J’ai alors repris mon téléphone et appelé mon avocat.
Il a répondu à la deuxième sonnerie.
« Écoutez attentivement », ai-je dit d’une voix assurée, ce qui m’a moi-même surprise. « Et il faut agir vite. »
Il y a eu un silence à l’autre bout du fil, le genre de silence qu’on ressent quand on sent que le ton a changé – et que tout le reste suivra.
« Que s’est-il passé ? »
« Mon mari s’est marié aujourd’hui », ai-je dit. « Avec une autre femme. »
Silence.
Puis, plus bas, plus sèchement : « Envoie-moi tout. »
« C’est déjà fait. »
Car pendant que Mauricio jouait les mariés sur une plage à l’autre bout du monde, j’avais remarqué des choses.
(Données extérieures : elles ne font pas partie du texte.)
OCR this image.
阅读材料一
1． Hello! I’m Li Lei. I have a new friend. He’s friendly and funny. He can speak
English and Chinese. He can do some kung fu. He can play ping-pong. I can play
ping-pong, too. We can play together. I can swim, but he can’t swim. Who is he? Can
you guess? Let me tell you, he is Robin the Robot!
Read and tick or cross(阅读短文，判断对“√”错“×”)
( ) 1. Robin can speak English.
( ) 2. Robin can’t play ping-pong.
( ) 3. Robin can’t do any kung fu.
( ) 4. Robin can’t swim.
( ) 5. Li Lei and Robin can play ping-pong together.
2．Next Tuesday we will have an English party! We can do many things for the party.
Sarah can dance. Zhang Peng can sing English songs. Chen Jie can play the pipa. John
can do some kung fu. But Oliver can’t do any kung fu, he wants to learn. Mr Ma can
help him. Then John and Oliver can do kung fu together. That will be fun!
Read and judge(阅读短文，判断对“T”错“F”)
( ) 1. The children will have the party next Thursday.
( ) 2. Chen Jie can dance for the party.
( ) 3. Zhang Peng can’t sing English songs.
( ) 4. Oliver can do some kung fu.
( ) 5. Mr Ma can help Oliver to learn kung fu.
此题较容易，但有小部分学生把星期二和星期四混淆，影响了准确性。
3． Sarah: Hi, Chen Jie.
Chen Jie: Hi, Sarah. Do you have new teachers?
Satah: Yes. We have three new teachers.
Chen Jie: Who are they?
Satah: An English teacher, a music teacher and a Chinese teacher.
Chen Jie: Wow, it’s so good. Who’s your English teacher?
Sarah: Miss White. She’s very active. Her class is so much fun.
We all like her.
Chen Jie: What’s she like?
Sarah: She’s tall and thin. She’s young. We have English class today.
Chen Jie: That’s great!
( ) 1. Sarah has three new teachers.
D’abord, de petites incohérences.
Des virements qui ne correspondaient pas à ses « voyages d’affaires ».
Des retraits suffisamment importants pour susciter des interrogations, mais suffisamment faibles pour être excusés.
Des documents laissés ouverts sur son ordinateur portable – une seule fois – qui révélaient une demande de renseignements concernant une propriété qui n’était pas à son nom, mais liée à un compte que j’avais alimenté.
Je ne l’avais pas confronté.
Je m’étais préparée.
« Bloque tous les comptes joints », ai-je poursuivi. « Immédiatement. Lance la procédure de séparation des biens conformément à la clause quatorze. »
Il ne m’a pas interrompue.
« De plus », ai-je ajouté, « je veux que la propriété des Bosques soit vendue. Ce soir même. »
« Aussi vite ? »
« Oui. »
« Tu es sûre ? »
J’ai contemplé la ville, ses lumières s’étendant à perte de vue.